When I teach literature I always tell them, these would-be writers (we don’t do workshops, we just read great books), I say, “When you read Pride and Prejudice, don’t if you’re a girl identify with Elizabeth Bennet, if you’re a boy with Darcy. Identify with the author, not with the characters.” All good readers do that automatically, but I think it’s helpful to make that clear. Your affinity is not with the characters, always with the writer. You should always be asking yourself, if you want to become an expert reader or perhaps a writer, you should always say, “How is this being achieved?” “How is this scene being managed?” “How is this being brought off?” Because the characters are artifacts. They’re not real people with real destinies and I know that feeling, when you’re reading Pride and Prejudice even for the fourth time, you feel definite anxiety about whether they’re going to get married, even though you know perfectly well that they do. There’s a slight sort of, “Come on, kiss her!”
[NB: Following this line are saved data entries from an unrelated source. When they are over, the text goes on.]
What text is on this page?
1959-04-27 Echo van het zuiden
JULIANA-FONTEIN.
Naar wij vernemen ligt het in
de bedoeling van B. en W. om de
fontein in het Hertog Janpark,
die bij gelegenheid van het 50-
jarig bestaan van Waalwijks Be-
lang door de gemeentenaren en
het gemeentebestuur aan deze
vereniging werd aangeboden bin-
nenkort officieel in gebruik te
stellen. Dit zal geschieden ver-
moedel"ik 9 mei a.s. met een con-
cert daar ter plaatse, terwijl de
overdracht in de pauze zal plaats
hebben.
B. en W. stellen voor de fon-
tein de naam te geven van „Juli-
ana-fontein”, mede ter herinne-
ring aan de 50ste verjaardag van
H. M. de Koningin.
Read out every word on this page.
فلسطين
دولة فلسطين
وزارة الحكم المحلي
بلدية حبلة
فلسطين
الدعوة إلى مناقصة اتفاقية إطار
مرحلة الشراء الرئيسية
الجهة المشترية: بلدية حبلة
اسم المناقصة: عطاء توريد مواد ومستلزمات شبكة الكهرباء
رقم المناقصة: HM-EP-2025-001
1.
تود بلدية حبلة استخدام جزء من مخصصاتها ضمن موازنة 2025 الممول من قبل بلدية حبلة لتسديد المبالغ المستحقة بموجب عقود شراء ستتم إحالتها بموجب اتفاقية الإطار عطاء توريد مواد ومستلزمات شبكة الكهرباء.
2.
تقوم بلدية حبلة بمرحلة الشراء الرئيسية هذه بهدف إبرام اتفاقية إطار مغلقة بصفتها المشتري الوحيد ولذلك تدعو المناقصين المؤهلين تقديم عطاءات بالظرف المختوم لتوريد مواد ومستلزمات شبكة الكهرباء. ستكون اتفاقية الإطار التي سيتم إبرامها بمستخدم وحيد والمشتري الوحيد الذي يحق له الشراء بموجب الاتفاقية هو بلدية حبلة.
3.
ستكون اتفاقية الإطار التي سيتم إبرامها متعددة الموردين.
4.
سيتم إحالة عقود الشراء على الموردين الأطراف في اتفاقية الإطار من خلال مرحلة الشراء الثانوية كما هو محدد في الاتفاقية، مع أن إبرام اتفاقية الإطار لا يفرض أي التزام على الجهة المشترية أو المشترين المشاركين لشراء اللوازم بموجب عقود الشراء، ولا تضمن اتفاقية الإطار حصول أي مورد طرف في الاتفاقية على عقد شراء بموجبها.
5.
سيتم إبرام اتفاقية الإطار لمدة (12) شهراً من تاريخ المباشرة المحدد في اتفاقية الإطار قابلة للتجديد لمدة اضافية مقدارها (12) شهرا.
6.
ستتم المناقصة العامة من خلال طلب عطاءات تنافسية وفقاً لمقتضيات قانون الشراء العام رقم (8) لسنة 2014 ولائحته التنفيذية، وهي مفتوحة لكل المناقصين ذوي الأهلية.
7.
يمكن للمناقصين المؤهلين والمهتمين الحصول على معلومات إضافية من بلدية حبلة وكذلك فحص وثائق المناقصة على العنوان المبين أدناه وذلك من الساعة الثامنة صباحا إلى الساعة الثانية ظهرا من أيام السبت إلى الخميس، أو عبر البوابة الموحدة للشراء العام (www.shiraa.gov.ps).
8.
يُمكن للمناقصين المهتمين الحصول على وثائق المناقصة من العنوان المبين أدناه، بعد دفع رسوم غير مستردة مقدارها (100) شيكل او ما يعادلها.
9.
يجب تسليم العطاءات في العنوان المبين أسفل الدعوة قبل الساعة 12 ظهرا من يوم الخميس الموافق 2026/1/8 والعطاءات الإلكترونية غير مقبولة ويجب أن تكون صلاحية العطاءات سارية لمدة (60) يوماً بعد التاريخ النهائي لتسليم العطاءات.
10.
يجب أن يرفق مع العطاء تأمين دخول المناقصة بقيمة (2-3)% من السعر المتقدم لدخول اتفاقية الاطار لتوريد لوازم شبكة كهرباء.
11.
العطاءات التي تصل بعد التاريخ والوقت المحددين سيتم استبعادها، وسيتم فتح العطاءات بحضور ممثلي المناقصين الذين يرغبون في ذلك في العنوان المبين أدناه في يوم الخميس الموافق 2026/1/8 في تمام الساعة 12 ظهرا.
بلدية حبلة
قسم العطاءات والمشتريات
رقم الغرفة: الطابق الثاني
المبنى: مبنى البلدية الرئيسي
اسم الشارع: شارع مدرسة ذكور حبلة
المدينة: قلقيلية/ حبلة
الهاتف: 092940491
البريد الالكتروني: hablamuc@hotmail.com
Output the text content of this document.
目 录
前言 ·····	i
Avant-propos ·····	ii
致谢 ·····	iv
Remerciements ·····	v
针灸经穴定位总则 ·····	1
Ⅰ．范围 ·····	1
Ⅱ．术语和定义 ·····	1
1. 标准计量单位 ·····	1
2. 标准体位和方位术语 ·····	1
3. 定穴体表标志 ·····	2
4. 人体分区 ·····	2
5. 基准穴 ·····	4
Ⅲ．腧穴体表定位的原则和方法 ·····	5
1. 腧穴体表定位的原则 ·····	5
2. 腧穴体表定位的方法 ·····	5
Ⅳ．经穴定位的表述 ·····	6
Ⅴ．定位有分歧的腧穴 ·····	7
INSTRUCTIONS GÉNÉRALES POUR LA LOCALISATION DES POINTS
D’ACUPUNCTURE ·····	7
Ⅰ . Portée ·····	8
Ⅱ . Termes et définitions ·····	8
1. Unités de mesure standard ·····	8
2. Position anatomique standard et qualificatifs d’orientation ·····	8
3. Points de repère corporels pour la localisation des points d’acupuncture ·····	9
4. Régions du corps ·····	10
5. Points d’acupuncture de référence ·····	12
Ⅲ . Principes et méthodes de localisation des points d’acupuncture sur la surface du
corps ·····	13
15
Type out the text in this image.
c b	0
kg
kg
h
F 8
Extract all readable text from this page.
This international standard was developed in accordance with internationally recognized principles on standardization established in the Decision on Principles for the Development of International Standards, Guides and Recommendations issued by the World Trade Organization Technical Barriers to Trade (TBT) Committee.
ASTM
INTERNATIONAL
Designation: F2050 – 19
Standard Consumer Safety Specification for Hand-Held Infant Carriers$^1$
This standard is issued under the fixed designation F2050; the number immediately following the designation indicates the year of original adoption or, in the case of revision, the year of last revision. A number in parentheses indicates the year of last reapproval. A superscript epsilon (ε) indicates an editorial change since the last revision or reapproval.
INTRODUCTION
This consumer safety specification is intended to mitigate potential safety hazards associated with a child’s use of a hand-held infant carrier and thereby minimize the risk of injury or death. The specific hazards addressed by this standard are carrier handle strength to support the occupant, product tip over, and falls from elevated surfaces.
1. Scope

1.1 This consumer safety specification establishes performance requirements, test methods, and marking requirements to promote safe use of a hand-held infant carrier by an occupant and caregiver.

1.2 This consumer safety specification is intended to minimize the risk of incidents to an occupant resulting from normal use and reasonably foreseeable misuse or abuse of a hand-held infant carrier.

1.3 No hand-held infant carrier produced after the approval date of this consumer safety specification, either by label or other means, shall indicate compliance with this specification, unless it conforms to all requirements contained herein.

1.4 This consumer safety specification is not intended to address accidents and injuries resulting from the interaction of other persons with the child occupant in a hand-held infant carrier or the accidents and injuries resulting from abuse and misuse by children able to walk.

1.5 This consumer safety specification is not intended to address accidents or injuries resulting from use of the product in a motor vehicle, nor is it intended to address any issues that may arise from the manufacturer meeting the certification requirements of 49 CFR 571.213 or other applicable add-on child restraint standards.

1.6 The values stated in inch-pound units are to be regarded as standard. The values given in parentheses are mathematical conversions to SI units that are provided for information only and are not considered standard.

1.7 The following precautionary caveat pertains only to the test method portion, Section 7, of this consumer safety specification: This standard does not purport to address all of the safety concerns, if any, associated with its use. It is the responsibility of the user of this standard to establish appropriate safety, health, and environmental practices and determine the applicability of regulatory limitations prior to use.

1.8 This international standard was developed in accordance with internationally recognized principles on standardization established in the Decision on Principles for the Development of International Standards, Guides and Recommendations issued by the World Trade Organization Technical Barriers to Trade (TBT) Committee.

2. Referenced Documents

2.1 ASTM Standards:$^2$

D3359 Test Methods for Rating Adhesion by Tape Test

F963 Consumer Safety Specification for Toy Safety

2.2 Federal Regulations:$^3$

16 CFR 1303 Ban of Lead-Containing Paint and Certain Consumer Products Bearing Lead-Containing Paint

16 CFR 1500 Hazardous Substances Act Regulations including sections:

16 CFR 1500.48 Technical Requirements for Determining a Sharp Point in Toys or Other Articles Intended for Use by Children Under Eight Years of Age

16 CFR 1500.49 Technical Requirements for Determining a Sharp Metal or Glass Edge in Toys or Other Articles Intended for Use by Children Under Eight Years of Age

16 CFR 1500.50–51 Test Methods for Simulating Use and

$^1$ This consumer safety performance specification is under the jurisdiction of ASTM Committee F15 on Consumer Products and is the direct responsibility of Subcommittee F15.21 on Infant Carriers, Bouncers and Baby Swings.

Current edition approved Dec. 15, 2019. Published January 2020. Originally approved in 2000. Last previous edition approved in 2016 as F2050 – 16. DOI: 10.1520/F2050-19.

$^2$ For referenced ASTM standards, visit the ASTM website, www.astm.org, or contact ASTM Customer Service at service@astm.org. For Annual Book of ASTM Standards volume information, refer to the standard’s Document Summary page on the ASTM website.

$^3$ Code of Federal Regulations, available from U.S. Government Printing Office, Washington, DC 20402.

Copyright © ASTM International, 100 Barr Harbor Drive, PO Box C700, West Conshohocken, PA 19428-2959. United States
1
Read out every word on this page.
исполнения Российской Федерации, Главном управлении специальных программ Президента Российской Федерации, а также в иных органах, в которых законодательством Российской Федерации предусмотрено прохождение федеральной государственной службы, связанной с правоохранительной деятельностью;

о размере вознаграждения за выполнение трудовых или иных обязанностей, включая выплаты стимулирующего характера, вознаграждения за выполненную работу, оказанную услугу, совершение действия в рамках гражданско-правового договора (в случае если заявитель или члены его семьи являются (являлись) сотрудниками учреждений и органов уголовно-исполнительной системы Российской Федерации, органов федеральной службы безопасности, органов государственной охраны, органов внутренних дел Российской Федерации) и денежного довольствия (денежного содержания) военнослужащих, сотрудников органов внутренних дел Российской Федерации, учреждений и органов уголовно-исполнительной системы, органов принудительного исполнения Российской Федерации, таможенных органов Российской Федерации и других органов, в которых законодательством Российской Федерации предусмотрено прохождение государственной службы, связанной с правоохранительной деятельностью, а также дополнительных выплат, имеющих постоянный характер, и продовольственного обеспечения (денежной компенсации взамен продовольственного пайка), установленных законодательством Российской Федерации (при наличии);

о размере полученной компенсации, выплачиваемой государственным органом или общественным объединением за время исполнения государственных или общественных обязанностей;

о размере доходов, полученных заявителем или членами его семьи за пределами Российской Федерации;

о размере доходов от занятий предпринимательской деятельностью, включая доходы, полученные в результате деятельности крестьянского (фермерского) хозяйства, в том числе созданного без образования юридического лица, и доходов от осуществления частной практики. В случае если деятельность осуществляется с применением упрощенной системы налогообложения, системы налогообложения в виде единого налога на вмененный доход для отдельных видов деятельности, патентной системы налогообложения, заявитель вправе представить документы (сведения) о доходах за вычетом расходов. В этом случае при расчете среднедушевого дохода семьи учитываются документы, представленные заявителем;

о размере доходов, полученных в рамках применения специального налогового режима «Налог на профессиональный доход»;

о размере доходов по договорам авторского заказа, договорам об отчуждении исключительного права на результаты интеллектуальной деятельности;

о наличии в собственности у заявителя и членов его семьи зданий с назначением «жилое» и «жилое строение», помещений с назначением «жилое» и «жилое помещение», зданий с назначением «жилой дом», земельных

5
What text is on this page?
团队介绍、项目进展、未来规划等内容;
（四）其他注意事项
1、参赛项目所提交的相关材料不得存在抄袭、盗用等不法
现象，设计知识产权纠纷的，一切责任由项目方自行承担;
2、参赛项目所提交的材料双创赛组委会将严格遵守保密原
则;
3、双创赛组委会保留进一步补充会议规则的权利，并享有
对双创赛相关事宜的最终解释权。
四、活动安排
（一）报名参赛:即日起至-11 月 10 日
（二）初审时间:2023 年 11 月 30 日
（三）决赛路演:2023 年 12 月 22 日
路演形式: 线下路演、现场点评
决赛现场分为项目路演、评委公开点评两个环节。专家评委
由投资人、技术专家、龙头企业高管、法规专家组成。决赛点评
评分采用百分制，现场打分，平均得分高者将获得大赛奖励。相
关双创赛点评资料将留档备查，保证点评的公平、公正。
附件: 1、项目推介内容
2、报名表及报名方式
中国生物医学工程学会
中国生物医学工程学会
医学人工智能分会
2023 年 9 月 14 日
Writers are generally told to do two things – write and read. But here is lovely advice from Martin Amis (whose work I’ve never read, and who I don’t know much about, but whose advice here is spot on). There is a difference between reading as a reader and reading as a writer. I’ve always done both, but if I want to learn why some books are classics, I should do more of the latter.
Because there are so many lively, witty young women in romance novels, and yet Elizabeth Bennett stands above them all. How does Jane Austen make us care about her? It’s easy just to straight-up identify with what Elizabeth is feeling, and more difficult to dig through the layers and figure out how the writing helps you identify with her.